I haven’t been able to get v5 to work refreshing stuff. I have not yet reverted as it was the weekend and I didn’t bother to test it yet

I just did the reversion, and initial debugging looks like it will work fine. I can see it caching sessions properly as well. Will use over next day or two to be sure. Should know later today if it properly renews sessions after 1hr timeout

Still doesn’t look like it’s working quite right.

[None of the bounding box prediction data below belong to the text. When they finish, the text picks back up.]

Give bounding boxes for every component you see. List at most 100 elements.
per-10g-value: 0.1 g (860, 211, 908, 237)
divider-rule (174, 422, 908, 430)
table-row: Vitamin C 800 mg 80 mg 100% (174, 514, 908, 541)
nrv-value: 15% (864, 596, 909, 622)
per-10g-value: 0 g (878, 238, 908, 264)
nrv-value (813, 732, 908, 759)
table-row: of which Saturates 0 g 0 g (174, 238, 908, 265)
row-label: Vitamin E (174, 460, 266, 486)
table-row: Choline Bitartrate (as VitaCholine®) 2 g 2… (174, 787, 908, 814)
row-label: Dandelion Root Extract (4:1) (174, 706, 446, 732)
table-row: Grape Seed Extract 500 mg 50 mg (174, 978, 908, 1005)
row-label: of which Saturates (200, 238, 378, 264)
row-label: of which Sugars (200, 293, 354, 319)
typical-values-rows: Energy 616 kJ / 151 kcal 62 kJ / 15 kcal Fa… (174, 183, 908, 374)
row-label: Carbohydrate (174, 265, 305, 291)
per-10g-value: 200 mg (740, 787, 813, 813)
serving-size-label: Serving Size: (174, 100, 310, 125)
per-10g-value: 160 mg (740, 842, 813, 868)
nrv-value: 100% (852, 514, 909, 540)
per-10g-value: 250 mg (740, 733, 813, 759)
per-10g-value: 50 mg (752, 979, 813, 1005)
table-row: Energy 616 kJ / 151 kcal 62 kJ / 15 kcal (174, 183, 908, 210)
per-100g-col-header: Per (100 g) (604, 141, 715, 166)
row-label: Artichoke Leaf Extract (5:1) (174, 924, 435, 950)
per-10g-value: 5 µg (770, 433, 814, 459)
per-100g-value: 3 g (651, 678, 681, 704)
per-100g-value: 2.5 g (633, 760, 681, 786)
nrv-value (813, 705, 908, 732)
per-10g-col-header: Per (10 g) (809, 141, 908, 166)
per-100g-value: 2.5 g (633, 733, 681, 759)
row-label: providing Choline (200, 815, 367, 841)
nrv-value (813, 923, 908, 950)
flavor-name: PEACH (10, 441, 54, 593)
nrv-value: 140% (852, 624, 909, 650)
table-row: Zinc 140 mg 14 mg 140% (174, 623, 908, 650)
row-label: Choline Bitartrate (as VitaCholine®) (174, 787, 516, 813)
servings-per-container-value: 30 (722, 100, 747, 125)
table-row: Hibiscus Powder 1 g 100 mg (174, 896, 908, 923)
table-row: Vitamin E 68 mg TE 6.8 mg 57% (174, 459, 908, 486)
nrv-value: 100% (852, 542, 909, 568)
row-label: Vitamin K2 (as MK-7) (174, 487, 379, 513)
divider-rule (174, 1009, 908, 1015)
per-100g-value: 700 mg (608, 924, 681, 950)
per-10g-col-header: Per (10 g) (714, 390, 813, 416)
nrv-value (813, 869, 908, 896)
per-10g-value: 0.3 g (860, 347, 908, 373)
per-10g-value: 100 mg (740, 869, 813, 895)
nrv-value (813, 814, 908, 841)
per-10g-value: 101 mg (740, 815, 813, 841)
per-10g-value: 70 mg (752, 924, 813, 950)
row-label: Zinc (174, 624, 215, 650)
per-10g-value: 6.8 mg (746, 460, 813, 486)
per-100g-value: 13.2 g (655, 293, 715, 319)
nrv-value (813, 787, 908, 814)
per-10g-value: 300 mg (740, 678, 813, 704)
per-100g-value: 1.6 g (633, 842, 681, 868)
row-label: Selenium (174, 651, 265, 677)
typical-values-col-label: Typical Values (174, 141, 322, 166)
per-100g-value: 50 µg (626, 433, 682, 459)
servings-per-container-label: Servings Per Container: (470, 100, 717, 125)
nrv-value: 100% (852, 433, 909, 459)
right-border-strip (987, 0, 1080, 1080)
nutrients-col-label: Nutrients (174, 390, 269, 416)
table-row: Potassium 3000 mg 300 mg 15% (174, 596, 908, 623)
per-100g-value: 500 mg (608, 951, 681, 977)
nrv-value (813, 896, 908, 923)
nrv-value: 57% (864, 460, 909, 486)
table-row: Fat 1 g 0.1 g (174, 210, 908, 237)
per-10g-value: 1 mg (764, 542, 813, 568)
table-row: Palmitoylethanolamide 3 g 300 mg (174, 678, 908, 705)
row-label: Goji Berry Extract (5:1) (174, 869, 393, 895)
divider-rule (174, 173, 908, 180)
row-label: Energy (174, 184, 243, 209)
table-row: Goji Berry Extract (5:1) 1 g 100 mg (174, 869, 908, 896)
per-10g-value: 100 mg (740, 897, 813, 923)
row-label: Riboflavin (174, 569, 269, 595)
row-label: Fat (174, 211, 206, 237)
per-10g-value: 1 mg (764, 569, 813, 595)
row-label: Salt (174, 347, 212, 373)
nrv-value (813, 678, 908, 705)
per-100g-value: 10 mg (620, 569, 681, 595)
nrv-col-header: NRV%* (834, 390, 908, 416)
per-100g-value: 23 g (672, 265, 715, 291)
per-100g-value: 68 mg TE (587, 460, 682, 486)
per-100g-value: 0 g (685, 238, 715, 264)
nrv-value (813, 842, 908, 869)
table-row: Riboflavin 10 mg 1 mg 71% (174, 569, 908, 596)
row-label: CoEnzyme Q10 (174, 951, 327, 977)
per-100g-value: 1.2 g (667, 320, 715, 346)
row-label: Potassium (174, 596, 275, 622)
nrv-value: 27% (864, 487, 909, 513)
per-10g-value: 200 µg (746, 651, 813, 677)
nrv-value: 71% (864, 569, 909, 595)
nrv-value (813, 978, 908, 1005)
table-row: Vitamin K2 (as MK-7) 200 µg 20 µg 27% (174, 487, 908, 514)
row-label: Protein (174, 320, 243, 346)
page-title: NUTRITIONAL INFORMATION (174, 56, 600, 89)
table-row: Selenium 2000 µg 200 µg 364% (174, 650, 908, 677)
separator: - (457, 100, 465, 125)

I have a valid session, the first hour has gone by so my role assumption should be expired and thus need refreshing, but using something that needs it to be refreshed does not cause it to be.

 √ : [spoton-staging-admin] customer-auth-service ⨠ aws-vault --debug list
2020/04/28 04:58:35 [keyring] Considering backends: [file]
2020/04/28 04:58:35 Using AWS_CONFIG_FILE value: /localhost/.aws/config
2020/04/28 04:58:35 Loading config file /localhost/.aws/config
2020/04/28 04:58:35 Parsing config file /localhost/.aws/config
2020/04/28 04:58:35 [keyring] Expanded file dir to /conf/.awsvault/keys/
2020/04/28 04:58:35 Looking up all keys in keyring
2020/04/28 04:58:35 [keyring] Expanded file dir to /conf/.awsvault/keys/
2020/04/28 04:58:35 Session "session,c3BvdG9u,YXJuOmF3czppYW06OjE0ODQ4NzQwMjkxOTptZmEvYXNpZWdtYW5Ac3BvdG9uLmNvbQ,1588089054" expires in 10h52m18.485944511s
Profile                  Credentials              Sessions
=======                  ===========              ========
default                  -
spoton                   spoton                   1588089054 (mfa)
spoton-corp-admin        spoton
spoton-staging-admin     spoton
 ⧉  staging
 √ : [spoton-staging-admin] customer-auth-service ⨠ aws s3 ls
Unable to locate credentials. You can configure credentials by running "aws configure".

Container startup seemed normal

# Exposing port 34060
* aws-vault: overriding AWS_SESSION_TTL () with AWS_VAULT_SESSION_TTL (12h)
* assume-role will start EC2 metadata service at <http://169.254.169.254/latest>

It does not, however, reask for MFA to get new session credentials if I exit out and rerun assume-role so it is properly caching that.